As it relates to the Russia-Ukraine conflict, the situation remains tense with the possibility of an escalation with further disruptions creating the potential for higher prices. The impact is already being seen in natural gas ahead of the winter months.
There is also the dynamic of the global coordinated effort since Q1 to release strategic petroleum reserves as an effort to mitigate high fuel costs. In the U.S. indications are that reserve levels at historically low levels mean the Biden Administration will be forced to end or scale back the releases which would allow oil prices to rebound higher.
With metals and agricultural commodities, an important theme that has weighed on prices is the strength of the U.S. Dollar. Here, the factor relates to the hawkish monetary policy and rising interest rates. The way we see it playing out is that getting into the September and October CPI data, evidence that inflation has peaked could mark a near-term top in bond yields which would also reverse the Dollar trend. Materials stocks would get a boost as a positive for the BCX strategy.

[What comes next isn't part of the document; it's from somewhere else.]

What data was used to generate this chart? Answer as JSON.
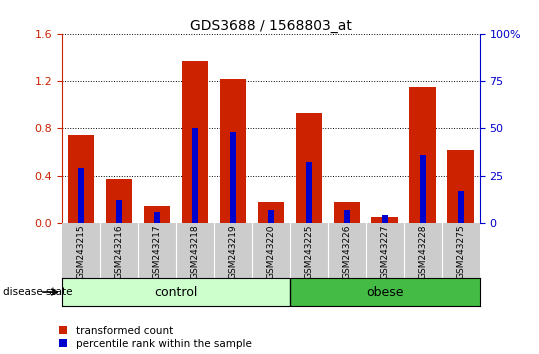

Finally, we note that BCX is trading at a discount to NAV of around 10%, materially wider than an average closer to 5% in the first half of the year. In a scenario where sentiment towards resources and commodities recover, we expect the discount to narrow providing an incremental return to the upside for shareholders.
BCX is a quality closed-end fund, that delivers on its objective of providing a high current income along with a long-term capital appreciation. A fund is a good high-yield vehicle and can work in the context of a broader portfolio for investors to gain tactical and or strategic exposure to trends in real assets.
Putting it all together, the recent selloff in the sector and BCX fund presents an attractive entry point for long-term investors. We are bullish and expect BCX to lead higher and outperform its benchmarks going forward. In terms of risks, deterioration to the global macro outlook including a sharper slowdown in consumer spending and industrial production would be bearish. The June low price of the fund at $8.00 per share represents an important level of support.